If we receive a complaint from you about how we have handled your personal information we will determine what (if any) action we should take to resolve the complaint.

If we decide that a complaint should be investigated further, the complaint will usually be handled by the most senior personnel member of Peak Fitness & Wellness.

We will assess and handle complaints about the conduct of any personnel at Peak Fitness & Wellness using our internal policies and procedures, including our Employee Code of Conduct.

We will advise you that we have received your complaint and then respond to the complaint within 30 days.

If we are unable to satisfactorily resolve your complaint, we will use an external dispute resolution service, or you may wish to contact the Office of the Australian Information Commissioner. 

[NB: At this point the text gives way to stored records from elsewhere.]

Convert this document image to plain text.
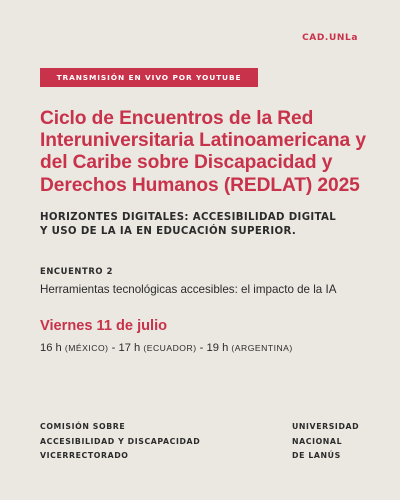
CAD.UNLa
TRANSMISIÓN EN VIVO POR YOUTUBE
Ciclo de Encuentros de la Red Interuniversitaria Latinoamericana y del Caribe sobre Discapacidad y Derechos Humanos (REDLAT) 2025
HORIZONTES DIGITALES: ACCESIBILIDAD DIGITAL
Y USO DE LA IA EN EDUCACIÓN SUPERIOR.
ENCUENTRO 2
Herramientas tecnológicas accesibles: el impacto de la IA
Viernes 11 de julio
16 h (MÉXICO) - 17 h (ECUADOR) - 19 h (ARGENTINA)
COMISIÓN SOBRE
ACCESIBILIDAD Y DISCAPACIDAD
VICERRECTORADO
UNIVERSIDAD
NACIONAL
DE LANÚS
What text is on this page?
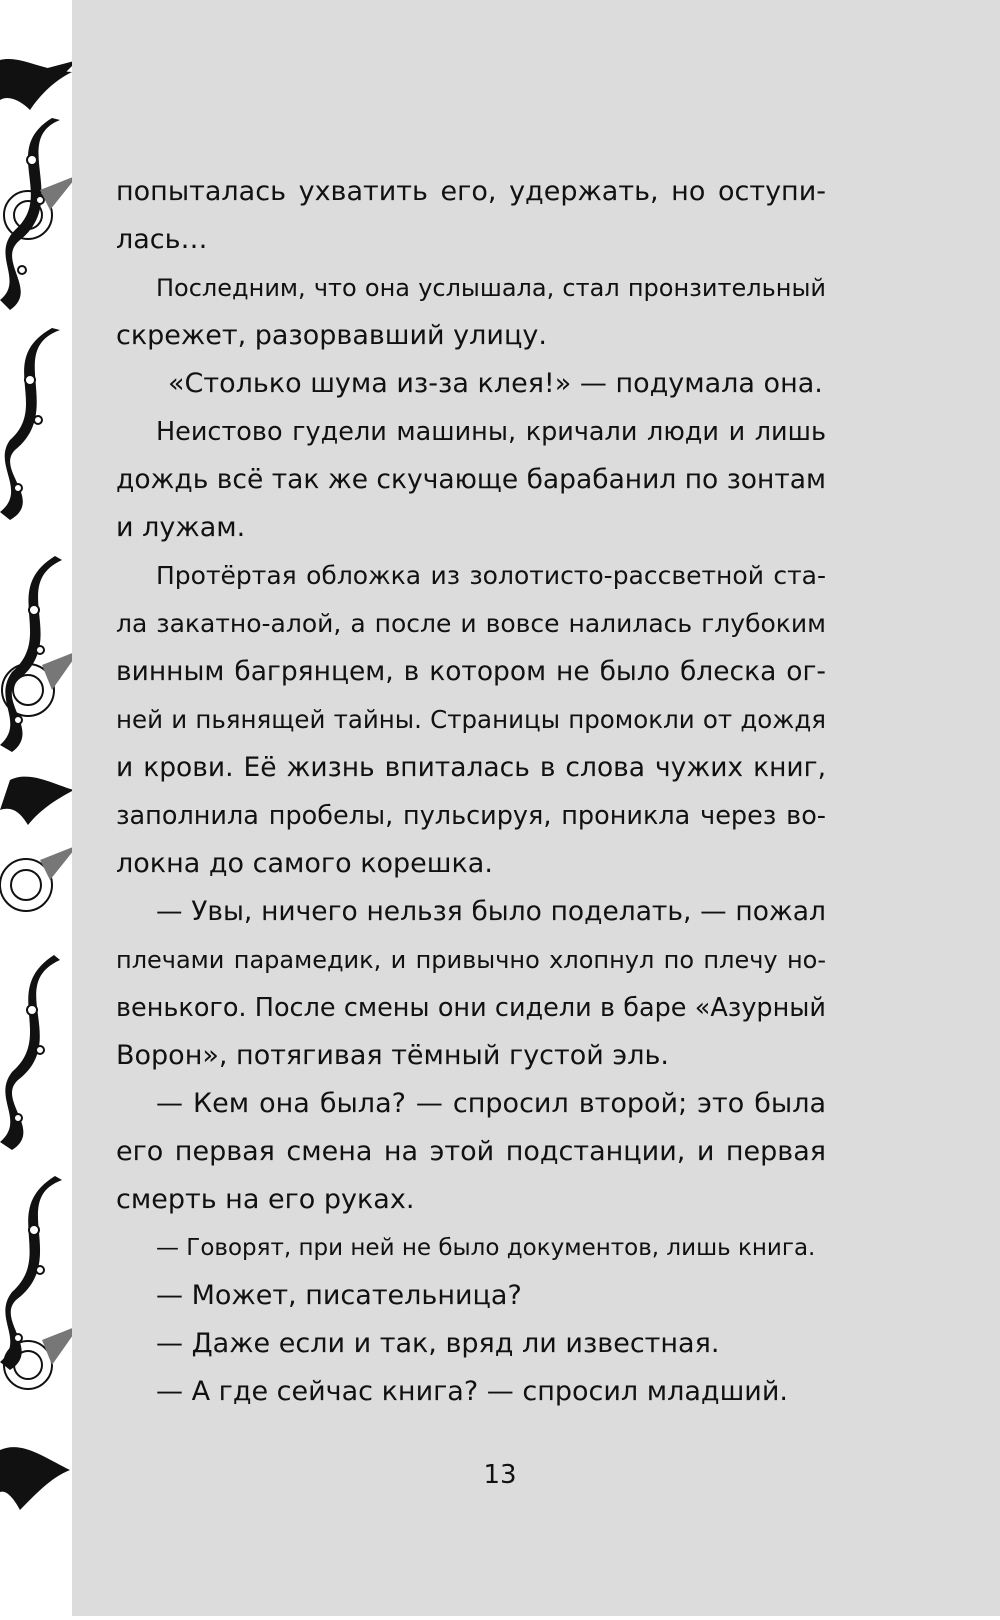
попыталась ухватить его, удержать, но оступи-
лась…
Последним, что она услышала, стал пронзительный
скрежет, разорвавший улицу.
«Столько шума из-за клея!» — подумала она.
Неистово гудели машины, кричали люди и лишь
дождь всё так же скучающе барабанил по зонтам
и лужам.
Протёртая обложка из золотисто-рассветной ста-
ла закатно-алой, а после и вовсе налилась глубоким
винным багрянцем, в котором не было блеска ог-
ней и пьянящей тайны. Страницы промокли от дождя
и крови. Её жизнь впиталась в слова чужих книг,
заполнила пробелы, пульсируя, проникла через во-
локна до самого корешка.
— Увы, ничего нельзя было поделать, — пожал
плечами парамедик, и привычно хлопнул по плечу но-
венького. После смены они сидели в баре «Азурный
Ворон», потягивая тёмный густой эль.
— Кем она была? — спросил второй; это была
его первая смена на этой подстанции, и первая
смерть на его руках.
— Говорят, при ней не было документов, лишь книга.
— Может, писательница?
— Даже если и так, вряд ли известная.
— А где сейчас книга? — спросил младший.
13
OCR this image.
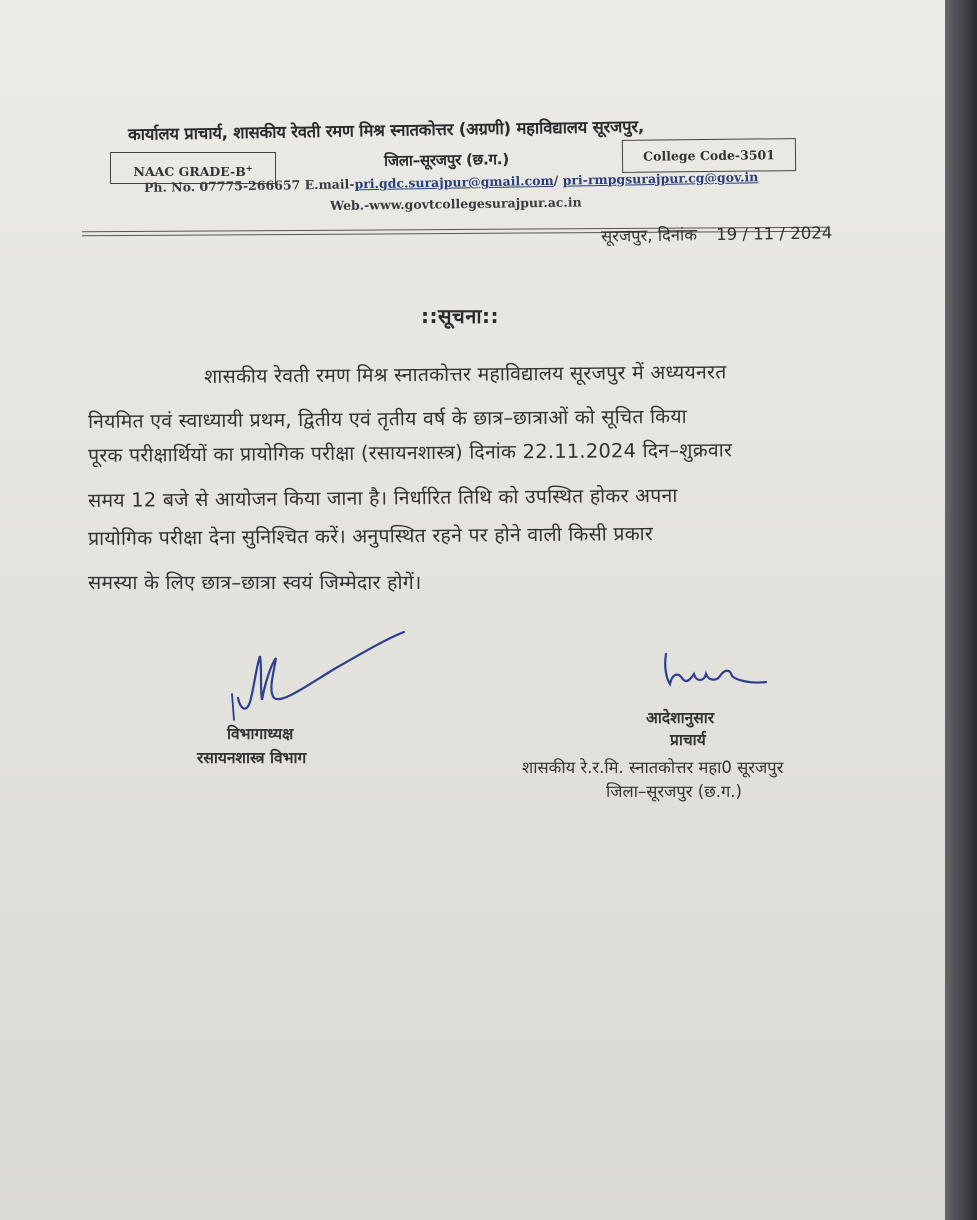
कार्यालय प्राचार्य, शासकीय रेवती रमण मिश्र स्नातकोत्तर (अग्रणी) महाविद्यालय सूरजपुर,
NAAC GRADE-B+	जिला–सूरजपुर (छ.ग.)	College Code-3501
Ph. No. 07775-266657 E.mail-pri.gdc.surajpur@gmail.com/ pri-rmpgsurajpur.cg@gov.in
Web.-www.govtcollegesurajpur.ac.in
सूरजपुर, दिनांक 19 / 11 / 2024
::सूचना::
शासकीय रेवती रमण मिश्र स्नातकोत्तर महाविद्यालय सूरजपुर में अध्ययनरत
नियमित एवं स्वाध्यायी प्रथम, द्वितीय एवं तृतीय वर्ष के छात्र–छात्राओं को सूचित किया
पूरक परीक्षार्थियों का प्रायोगिक परीक्षा (रसायनशास्त्र) दिनांक 22.11.2024 दिन–शुक्रवार
समय 12 बजे से आयोजन किया जाना है। निर्धारित तिथि को उपस्थित होकर अपना
प्रायोगिक परीक्षा देना सुनिश्चित करें। अनुपस्थित रहने पर होने वाली किसी प्रकार
समस्या के लिए छात्र–छात्रा स्वयं जिम्मेदार होगें।
विभागाध्यक्ष
रसायनशास्त्र विभाग
आदेशानुसार
प्राचार्य
शासकीय रे.र.मि. स्नातकोत्तर महा0 सूरजपुर
जिला–सूरजपुर (छ.ग.)
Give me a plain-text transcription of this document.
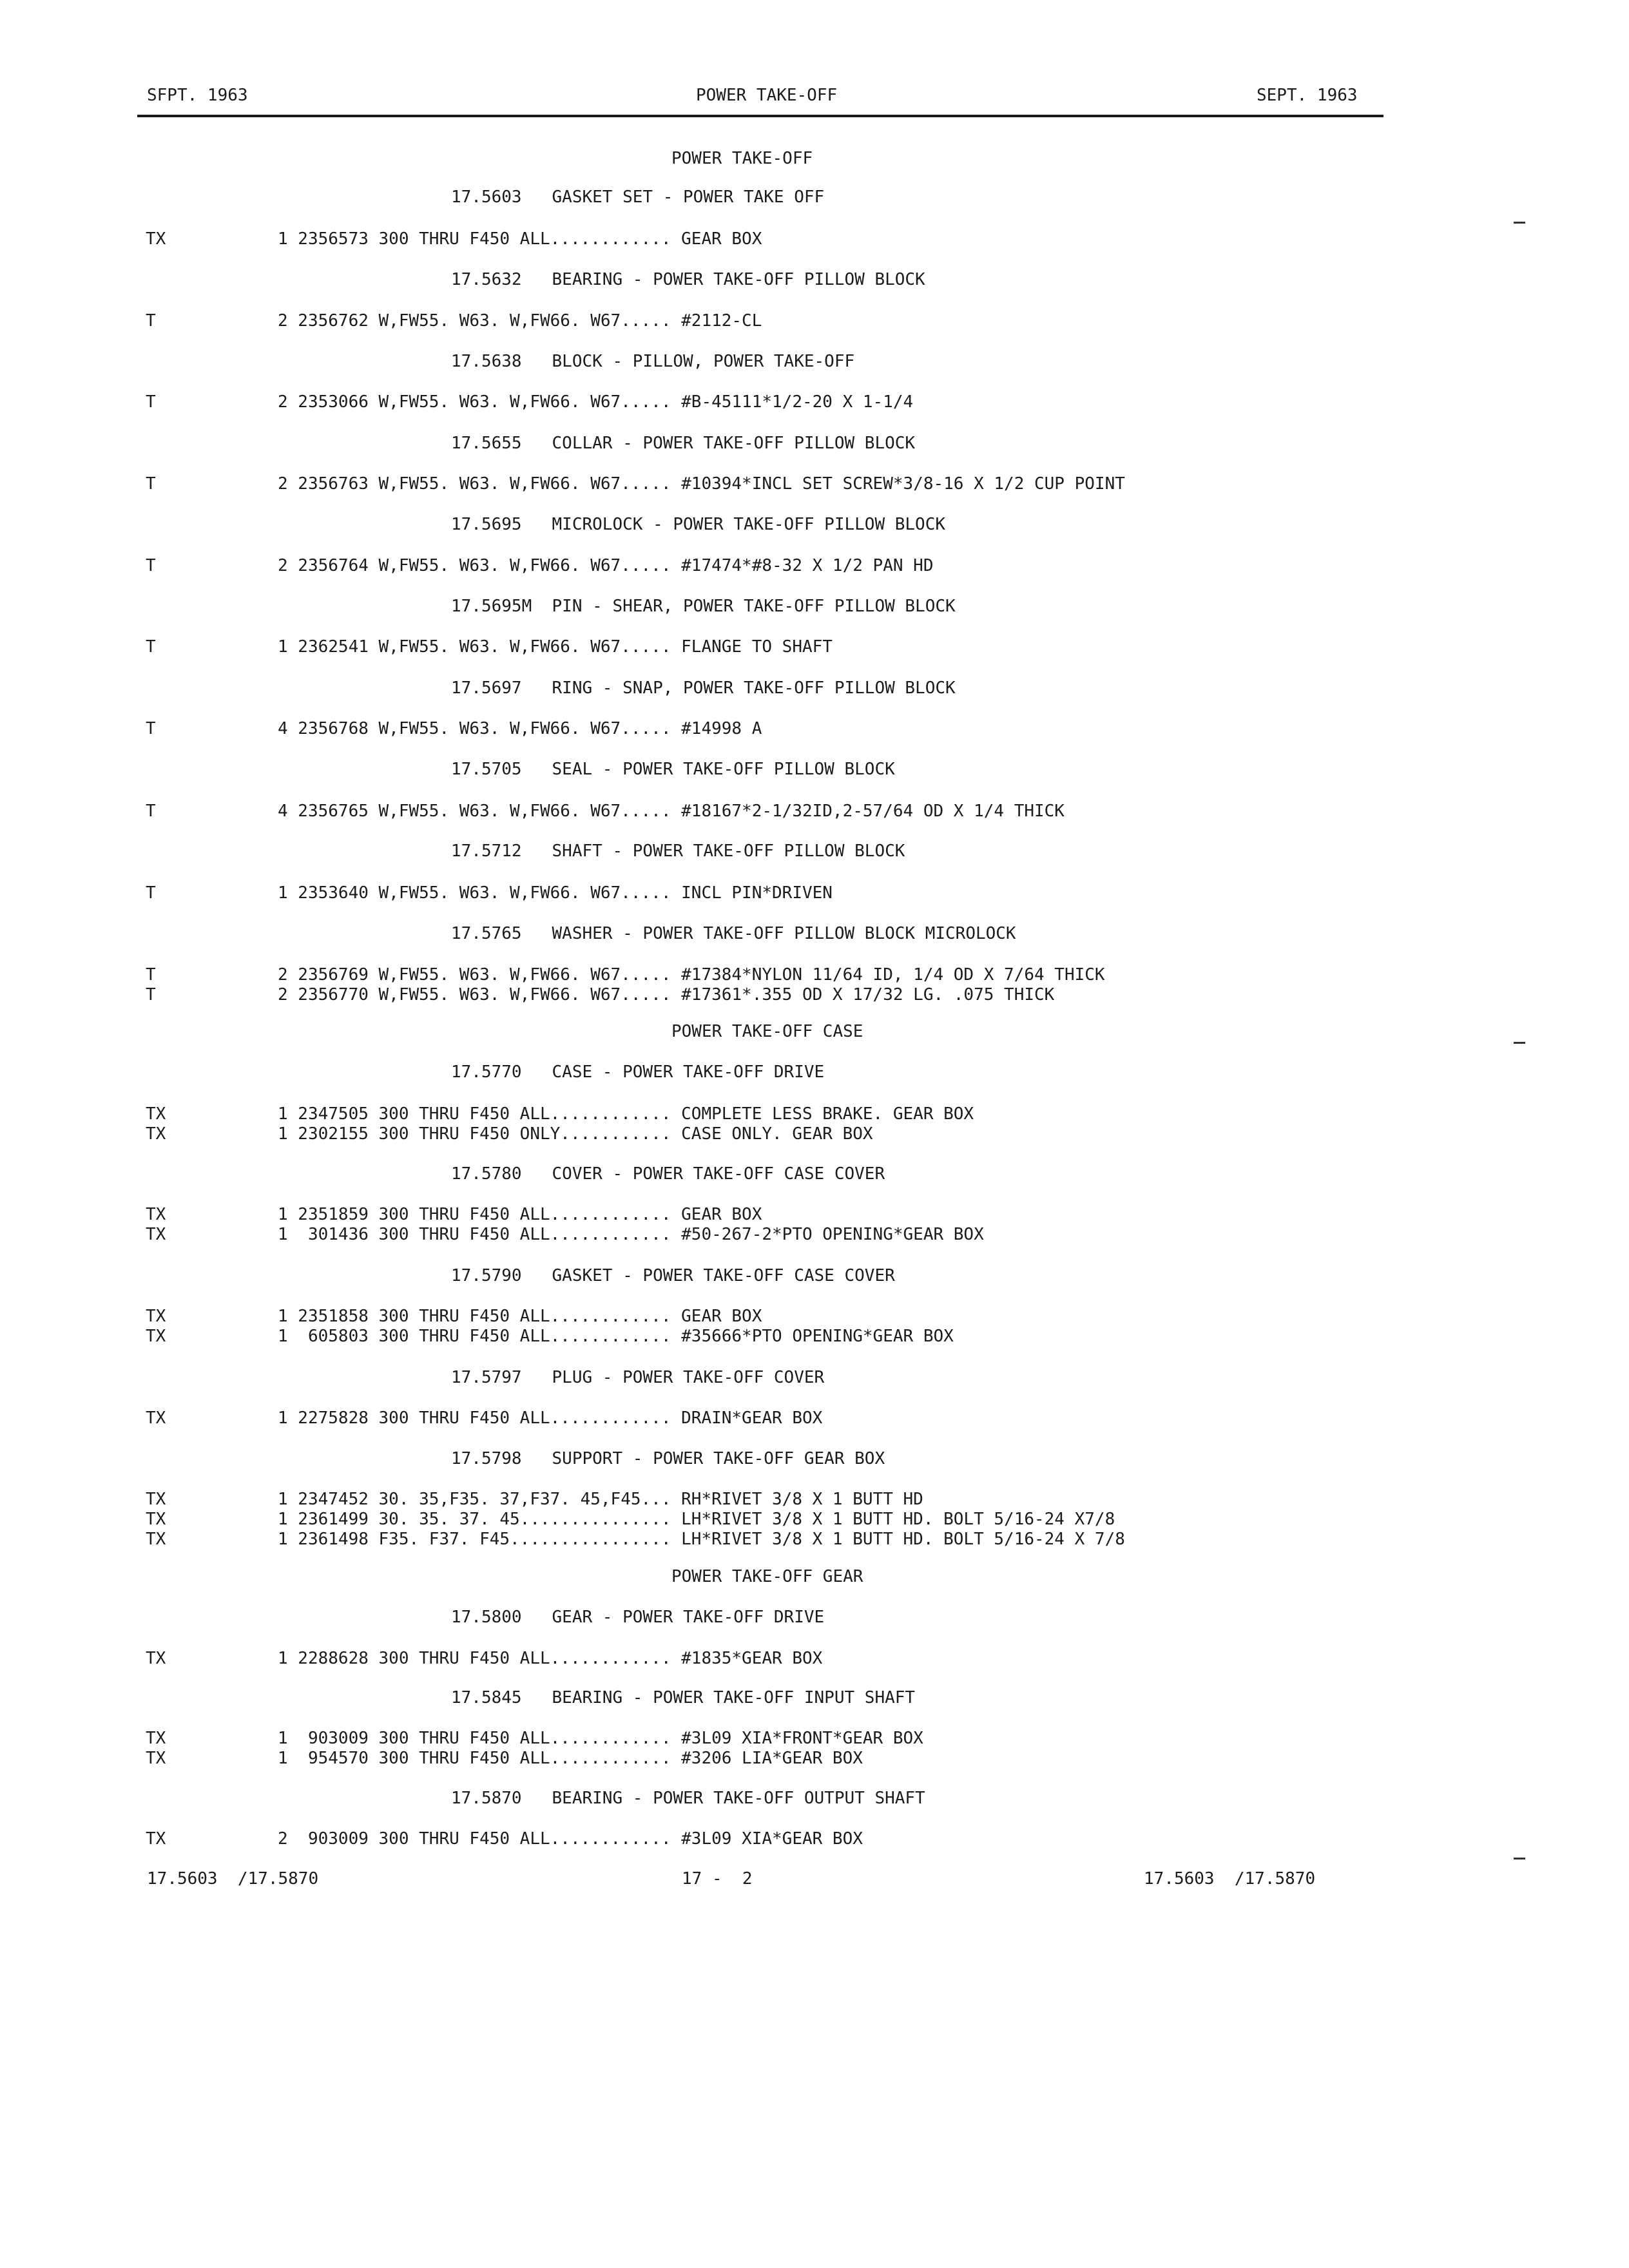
SFPT. 1963	POWER TAKE-OFF	SEPT. 1963
POWER TAKE-OFF
17.5603   GASKET SET - POWER TAKE OFF
TX	1 2356573 300 THRU F450 ALL............ GEAR BOX
17.5632   BEARING - POWER TAKE-OFF PILLOW BLOCK
T	2 2356762 W,FW55. W63. W,FW66. W67..... #2112-CL
17.5638   BLOCK - PILLOW, POWER TAKE-OFF
T	2 2353066 W,FW55. W63. W,FW66. W67..... #B-45111*1/2-20 X 1-1/4
17.5655   COLLAR - POWER TAKE-OFF PILLOW BLOCK
T	2 2356763 W,FW55. W63. W,FW66. W67..... #10394*INCL SET SCREW*3/8-16 X 1/2 CUP POINT
17.5695   MICROLOCK - POWER TAKE-OFF PILLOW BLOCK
T	2 2356764 W,FW55. W63. W,FW66. W67..... #17474*#8-32 X 1/2 PAN HD
17.5695M  PIN - SHEAR, POWER TAKE-OFF PILLOW BLOCK
T	1 2362541 W,FW55. W63. W,FW66. W67..... FLANGE TO SHAFT
17.5697   RING - SNAP, POWER TAKE-OFF PILLOW BLOCK
T	4 2356768 W,FW55. W63. W,FW66. W67..... #14998 A
17.5705   SEAL - POWER TAKE-OFF PILLOW BLOCK
T	4 2356765 W,FW55. W63. W,FW66. W67..... #18167*2-1/32ID,2-57/64 OD X 1/4 THICK
17.5712   SHAFT - POWER TAKE-OFF PILLOW BLOCK
T	1 2353640 W,FW55. W63. W,FW66. W67..... INCL PIN*DRIVEN
17.5765   WASHER - POWER TAKE-OFF PILLOW BLOCK MICROLOCK
T	2 2356769 W,FW55. W63. W,FW66. W67..... #17384*NYLON 11/64 ID, 1/4 OD X 7/64 THICK
T	2 2356770 W,FW55. W63. W,FW66. W67..... #17361*.355 OD X 17/32 LG. .075 THICK
POWER TAKE-OFF CASE
17.5770   CASE - POWER TAKE-OFF DRIVE
TX	1 2347505 300 THRU F450 ALL............ COMPLETE LESS BRAKE. GEAR BOX
TX	1 2302155 300 THRU F450 ONLY........... CASE ONLY. GEAR BOX
17.5780   COVER - POWER TAKE-OFF CASE COVER
TX	1 2351859 300 THRU F450 ALL............ GEAR BOX
TX	1  301436 300 THRU F450 ALL............ #50-267-2*PTO OPENING*GEAR BOX
17.5790   GASKET - POWER TAKE-OFF CASE COVER
TX	1 2351858 300 THRU F450 ALL............ GEAR BOX
TX	1  605803 300 THRU F450 ALL............ #35666*PTO OPENING*GEAR BOX
17.5797   PLUG - POWER TAKE-OFF COVER
TX	1 2275828 300 THRU F450 ALL............ DRAIN*GEAR BOX
17.5798   SUPPORT - POWER TAKE-OFF GEAR BOX
TX	1 2347452 30. 35,F35. 37,F37. 45,F45... RH*RIVET 3/8 X 1 BUTT HD
TX	1 2361499 30. 35. 37. 45............... LH*RIVET 3/8 X 1 BUTT HD. BOLT 5/16-24 X7/8
TX	1 2361498 F35. F37. F45................ LH*RIVET 3/8 X 1 BUTT HD. BOLT 5/16-24 X 7/8
POWER TAKE-OFF GEAR
17.5800   GEAR - POWER TAKE-OFF DRIVE
TX	1 2288628 300 THRU F450 ALL............ #1835*GEAR BOX
17.5845   BEARING - POWER TAKE-OFF INPUT SHAFT
TX	1  903009 300 THRU F450 ALL............ #3L09 XIA*FRONT*GEAR BOX
TX	1  954570 300 THRU F450 ALL............ #3206 LIA*GEAR BOX
17.5870   BEARING - POWER TAKE-OFF OUTPUT SHAFT
TX	2  903009 300 THRU F450 ALL............ #3L09 XIA*GEAR BOX
17.5603  /17.5870	17 -  2	17.5603  /17.5870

You will be advised either in writing, or in a face-to-face meeting, of the outcomes and actions arising from the investigation.

Summary of Key Points

•   Peak Fitness & Wellness accepts the general principles of confidentiality and privacy and is bound by the Australian Privacy Principles set out in the Privacy Act 1998 (Cth).

•   Peak Fitness & Wellness will only collect personal information where the information is necessary for its functions.

•   Peak Fitness & Wellness will only use or disclose an individual’s personal information for the purpose for which it was collected. 

•   No personal information of a Peak Fitness & Wellness client will be shared or disclosed to a third party without the express consent of the client unless a legal exemption applies.

•   An individual may apply to access their personal information held by Peak Fitness & Wellness. You may also complain about how your information has been handled. 

•   Peak Fitness & Wellness uses robust storage processes and mechanisms. Physical and electronic storage security measures exist to protect information we hold.

•   All employees and other persons who are directly involved with the activities of Peak Fitness & Wellness and may come into contact with personal information, are required to agree to confidentiality obligations in writing.